Whatever level of manager you are, it's easy to get lost in your day-to-day responsibilities and forget about the impact you can have the workforce as a whole. If you were to list people who have the most influence on your daily life, we bet a manager or some workplace leader is on that list. A manager has a wide reach when it comes to our happiness at work and how happy we are with our jobs. Here are three areas of the employee experience that managers significantly affect, but we often overlook: 


1) Hiring


Who is one of the most influential people you’ll meet during your interview process? Answer: your manager/supervisor/direct leader. According to a Gallup study on 50,000 managers, when managers create a positive experience during the hiring process, new hires feel excited and optimistic about working for a manager who appreciates their talents. 


The question is, how do you create a positive experience? Typically, it’s during the interview with the manager. What’s interesting is that a 2016 Mcquiag Institute recruitment report revealed that 72 percent of the hiring decision is based on the interview, but only 40 percent of managers were “excellent interviewers.” 

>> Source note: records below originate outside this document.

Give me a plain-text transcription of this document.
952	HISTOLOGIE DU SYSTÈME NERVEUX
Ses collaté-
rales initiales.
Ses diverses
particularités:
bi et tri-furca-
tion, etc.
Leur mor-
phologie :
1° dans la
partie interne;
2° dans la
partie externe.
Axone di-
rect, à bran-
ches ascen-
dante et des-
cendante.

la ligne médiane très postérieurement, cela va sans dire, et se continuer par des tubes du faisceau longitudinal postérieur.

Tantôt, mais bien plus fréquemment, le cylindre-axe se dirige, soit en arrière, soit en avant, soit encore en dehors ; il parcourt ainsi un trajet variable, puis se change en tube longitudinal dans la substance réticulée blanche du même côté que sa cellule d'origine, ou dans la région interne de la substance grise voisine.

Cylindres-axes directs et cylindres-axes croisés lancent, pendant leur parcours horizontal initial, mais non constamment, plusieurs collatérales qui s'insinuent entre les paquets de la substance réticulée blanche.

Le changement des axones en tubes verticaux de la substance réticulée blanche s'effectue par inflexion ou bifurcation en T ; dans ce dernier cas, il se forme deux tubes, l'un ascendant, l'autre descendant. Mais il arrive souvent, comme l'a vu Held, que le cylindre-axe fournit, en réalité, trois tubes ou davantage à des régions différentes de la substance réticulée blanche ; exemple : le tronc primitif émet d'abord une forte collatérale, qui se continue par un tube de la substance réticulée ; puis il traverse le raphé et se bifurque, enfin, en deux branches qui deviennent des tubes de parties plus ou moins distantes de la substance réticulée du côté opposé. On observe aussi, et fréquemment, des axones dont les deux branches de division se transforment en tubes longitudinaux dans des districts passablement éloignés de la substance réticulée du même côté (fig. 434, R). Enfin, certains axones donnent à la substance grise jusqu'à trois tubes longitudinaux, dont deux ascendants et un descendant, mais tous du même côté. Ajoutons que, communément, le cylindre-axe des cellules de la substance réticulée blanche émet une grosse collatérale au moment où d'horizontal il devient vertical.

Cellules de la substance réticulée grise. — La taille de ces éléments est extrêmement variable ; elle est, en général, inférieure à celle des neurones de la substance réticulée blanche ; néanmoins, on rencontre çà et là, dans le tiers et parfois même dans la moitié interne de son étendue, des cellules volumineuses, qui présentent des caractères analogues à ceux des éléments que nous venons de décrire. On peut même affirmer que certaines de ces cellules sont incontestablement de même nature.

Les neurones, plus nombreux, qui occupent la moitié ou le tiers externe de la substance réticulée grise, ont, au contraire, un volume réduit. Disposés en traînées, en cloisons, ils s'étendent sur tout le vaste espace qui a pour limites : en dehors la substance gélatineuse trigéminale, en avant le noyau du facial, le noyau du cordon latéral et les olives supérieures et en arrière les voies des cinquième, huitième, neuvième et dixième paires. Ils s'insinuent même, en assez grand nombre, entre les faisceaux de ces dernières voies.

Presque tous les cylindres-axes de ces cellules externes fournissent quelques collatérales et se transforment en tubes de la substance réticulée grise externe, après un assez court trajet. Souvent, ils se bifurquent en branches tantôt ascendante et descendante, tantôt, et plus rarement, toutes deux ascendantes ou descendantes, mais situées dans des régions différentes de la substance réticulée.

To boost the quality of your interviews, here are some questions and prompts that you can use to create personal, meaningful connections with your candidates:

  • Tell me how your life brought you to this interview today.  
  • What about this role can bring you to where you want to be in 3-5 years - both personally and professionally?
  • What skill of yours has attributed the most to where you are in your life?


2) Onboarding


Have you ever started a new position and in your first year became doubtful if it was the right job for you? Or if the company was the right fit


Some people will end up taking action in their first year. According to a Work Institute’s 2018 Retention Report analysis on 234,000 exit interviews, about 40 percent of employees left within 12 months of being hired - that’s the highest first-year turnover rate in almost a decade!


So the answer is to engage your new employees, starting with their onboarding experience. Statistics compiled by Click Boarding, found that 69 percent of employees are more likely to stay with a company for three years if they experienced great onboarding.


What’s an easily forgotten component in elevating an onboarding program? The manager! 


From the same Gallup survey cited earlier, when managers play an active role in onboarding, employees are 2.5 times more likely to strongly agree that their process was exceptional. 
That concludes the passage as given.